Ein Nordkorea-Experte der Konrad-Adenauer-Stiftung in Seoul, Norbert Eschborn, warnt davor, die Technologie des Landes zu unterschätzen. „Ich würde das jetzt nicht für die gesamte technische Qualität Nordkoreas nehmen“, sagte Eschborn am Freitag. Machthaber Kim Jong-un lasse sich den technologischen Fortschritt einiges kosten. „In Südkorea gibt es Berechnungen, dass die Kosten des Starts gleichzusetzen sind mit den Aufwendungen für die Lebensmittelversorgung der Bevölkerung für ein ganzes Jahr.“ In Südkorea habe man die Bruchlandung der Rakete durchaus mit Schadenfreude aufgenommen, sagte Eschborn. Er „traue der nordkoreanischen Technologie im Atombereich und im Raketenbereich mehr zu“.
Der gescheiterte Raketenstart dürfte nach Ansicht von Beobachtern einen ernsten Gesichtsverlust für Nordkorea bedeuten. Nach einem angeblichen Satellitenstart vor drei Jahren hatte Nordkorea noch einen Erfolg vermeldet. Andere Länder hatten auch damals von einem Fehlschlag gesprochen. Nach Angaben Nordkoreas sollte mit dem jetzigen Start der 100. Geburtstag des als Staatsgründer und „ewigen Präsidenten“ verehrten Kim Il-sung an diesem Sonntag gefeiert werden. Zugleich ist Nordkorea dabei, die Stellung des neuen Machthabers Kim Jong-un zu festigen. Dieser wurde am Freitag bei der Jahressitzung des Parlamentes zum Ersten Vorsitzenden der Nationalen Verteidigungskommission ernannt. Sein Vater erhielt den Titel „Vorsitzender für die Ewigkeit“. Die Nationale Verteidigungskommission ist das wichtigste Führungsgremium des kommunistischen Staates. Die Entscheidung wurde wenige Stunden nach einem misslungenen Raketenstart bekannt gegeben. Am Mittwoch war der noch nicht 30-Jährige Kim Jong-un unter anderem zum ersten Sekretär der herrschenden Arbeiterpartei und damit praktisch zum Parteichef ernannt worden.
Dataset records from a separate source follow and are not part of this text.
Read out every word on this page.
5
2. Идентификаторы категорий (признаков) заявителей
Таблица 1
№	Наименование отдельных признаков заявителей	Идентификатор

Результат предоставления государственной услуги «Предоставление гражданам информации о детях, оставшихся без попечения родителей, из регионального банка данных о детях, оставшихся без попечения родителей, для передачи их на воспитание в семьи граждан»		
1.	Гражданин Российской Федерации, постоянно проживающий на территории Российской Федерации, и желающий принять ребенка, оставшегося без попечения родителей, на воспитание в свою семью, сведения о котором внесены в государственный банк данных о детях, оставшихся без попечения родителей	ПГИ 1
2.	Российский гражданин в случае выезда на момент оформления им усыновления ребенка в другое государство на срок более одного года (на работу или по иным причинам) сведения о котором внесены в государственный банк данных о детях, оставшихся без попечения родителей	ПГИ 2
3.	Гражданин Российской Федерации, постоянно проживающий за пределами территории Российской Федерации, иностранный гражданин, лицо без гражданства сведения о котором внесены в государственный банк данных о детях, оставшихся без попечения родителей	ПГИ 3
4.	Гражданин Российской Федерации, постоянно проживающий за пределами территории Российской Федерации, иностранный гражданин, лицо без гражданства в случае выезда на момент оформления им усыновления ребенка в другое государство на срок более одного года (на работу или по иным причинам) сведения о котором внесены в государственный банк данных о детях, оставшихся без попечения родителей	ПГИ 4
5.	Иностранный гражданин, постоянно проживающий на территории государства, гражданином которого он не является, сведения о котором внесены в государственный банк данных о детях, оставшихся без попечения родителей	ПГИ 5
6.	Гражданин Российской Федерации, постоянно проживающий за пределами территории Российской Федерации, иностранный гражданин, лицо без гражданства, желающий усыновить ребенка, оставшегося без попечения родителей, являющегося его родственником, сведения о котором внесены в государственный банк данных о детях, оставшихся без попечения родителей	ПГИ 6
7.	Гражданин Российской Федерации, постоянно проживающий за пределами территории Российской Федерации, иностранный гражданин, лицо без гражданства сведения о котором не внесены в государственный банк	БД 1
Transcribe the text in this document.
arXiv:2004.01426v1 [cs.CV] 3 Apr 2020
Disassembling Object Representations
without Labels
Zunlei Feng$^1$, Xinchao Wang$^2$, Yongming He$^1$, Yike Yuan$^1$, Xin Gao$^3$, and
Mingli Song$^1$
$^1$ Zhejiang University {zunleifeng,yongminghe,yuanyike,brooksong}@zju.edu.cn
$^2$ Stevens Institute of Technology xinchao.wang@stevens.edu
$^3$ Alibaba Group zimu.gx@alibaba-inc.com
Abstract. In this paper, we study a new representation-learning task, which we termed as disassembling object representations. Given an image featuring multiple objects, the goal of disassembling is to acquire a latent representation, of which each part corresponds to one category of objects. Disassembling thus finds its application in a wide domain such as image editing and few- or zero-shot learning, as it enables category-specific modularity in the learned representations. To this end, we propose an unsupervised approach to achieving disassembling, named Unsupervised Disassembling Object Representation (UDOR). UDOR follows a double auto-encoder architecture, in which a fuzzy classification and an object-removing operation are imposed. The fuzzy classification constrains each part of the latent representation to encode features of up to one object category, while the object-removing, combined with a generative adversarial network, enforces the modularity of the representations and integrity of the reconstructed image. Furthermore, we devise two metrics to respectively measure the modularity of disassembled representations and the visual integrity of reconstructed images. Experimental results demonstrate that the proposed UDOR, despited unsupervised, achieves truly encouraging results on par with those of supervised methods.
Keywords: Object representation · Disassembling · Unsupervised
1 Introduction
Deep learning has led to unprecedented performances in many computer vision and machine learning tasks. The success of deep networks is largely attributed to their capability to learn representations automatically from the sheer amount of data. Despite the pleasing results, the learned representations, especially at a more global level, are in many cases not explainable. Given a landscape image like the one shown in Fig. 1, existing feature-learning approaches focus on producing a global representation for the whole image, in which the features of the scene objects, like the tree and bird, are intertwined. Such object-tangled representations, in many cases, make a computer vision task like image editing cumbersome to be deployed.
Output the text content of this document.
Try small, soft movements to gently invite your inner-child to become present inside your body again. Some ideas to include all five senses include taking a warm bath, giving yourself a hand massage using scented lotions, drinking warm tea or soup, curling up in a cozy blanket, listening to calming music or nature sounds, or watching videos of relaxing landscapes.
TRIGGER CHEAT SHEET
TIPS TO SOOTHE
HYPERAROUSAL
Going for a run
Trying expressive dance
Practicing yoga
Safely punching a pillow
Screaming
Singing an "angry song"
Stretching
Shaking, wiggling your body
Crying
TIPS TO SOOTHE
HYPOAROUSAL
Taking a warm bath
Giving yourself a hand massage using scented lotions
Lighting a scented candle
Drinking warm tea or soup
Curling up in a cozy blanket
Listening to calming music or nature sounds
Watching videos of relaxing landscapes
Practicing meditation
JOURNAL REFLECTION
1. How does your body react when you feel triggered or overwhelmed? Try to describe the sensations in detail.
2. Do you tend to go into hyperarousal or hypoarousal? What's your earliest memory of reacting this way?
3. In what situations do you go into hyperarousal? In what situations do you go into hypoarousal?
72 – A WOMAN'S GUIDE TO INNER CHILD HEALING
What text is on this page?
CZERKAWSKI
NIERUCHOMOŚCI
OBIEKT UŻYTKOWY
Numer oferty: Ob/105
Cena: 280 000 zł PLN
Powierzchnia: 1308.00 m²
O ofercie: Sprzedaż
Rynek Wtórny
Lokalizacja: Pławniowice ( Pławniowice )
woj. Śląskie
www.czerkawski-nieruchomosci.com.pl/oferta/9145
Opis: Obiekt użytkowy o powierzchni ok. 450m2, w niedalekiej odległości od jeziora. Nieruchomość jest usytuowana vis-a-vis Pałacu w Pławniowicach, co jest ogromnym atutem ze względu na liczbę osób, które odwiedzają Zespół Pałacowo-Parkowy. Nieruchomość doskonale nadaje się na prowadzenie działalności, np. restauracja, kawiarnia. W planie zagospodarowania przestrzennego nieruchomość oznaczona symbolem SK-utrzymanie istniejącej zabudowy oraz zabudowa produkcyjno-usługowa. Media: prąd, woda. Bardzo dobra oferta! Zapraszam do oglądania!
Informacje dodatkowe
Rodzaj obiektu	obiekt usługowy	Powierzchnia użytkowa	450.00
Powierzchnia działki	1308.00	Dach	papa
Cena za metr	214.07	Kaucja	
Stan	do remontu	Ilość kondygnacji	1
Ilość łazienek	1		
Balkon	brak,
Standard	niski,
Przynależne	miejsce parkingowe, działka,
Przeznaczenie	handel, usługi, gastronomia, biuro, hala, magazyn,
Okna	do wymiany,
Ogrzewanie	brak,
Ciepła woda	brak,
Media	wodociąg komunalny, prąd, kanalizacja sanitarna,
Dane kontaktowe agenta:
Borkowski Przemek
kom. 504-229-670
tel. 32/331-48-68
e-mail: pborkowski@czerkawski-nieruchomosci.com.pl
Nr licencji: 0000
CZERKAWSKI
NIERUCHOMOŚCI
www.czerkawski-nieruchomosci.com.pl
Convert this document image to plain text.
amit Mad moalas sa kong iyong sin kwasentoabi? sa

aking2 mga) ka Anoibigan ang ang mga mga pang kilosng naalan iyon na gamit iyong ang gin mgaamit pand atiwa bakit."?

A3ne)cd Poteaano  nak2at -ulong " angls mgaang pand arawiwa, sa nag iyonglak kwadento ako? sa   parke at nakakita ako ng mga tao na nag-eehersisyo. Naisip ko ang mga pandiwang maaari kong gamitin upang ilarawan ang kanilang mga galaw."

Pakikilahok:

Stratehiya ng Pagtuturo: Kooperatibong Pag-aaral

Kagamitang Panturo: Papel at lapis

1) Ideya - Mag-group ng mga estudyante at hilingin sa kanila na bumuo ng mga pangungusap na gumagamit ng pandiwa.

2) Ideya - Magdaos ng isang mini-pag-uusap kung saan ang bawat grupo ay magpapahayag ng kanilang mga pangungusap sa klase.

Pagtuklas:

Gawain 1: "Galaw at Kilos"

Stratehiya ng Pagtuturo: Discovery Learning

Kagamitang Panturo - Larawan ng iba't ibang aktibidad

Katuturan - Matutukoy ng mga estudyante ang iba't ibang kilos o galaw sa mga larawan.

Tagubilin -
Nordkorea hatte erklärt, den Beobachtungssatelliten Kwangmyongsong-3 („Heller Stern“) auf eine Erdumlaufbahn bringen zu wollen. Dort sollte der Satellit zwei Jahre lang unter anderem zur Wälder- und Wetterbeobachtung genutzt werden. Die provokativen Aktionen Nordkoreas verletzten internationales Recht, hieß es in einer in der Nacht zum Freitag verbreiteten Erklärung der US-Regierung. Sie warf Nordkorea vor, sich durch das Raketenprogramm nur weiter zu isolieren und Geld für Waffen und Propaganda-Inszenierungen auszugeben, während das Volk hungere. Bundesaußenminister Guido Westerwelle sprach von einer „flagranten Verletzung internationaler Verpflichtungen“ durch die nordkoreanische Regierung.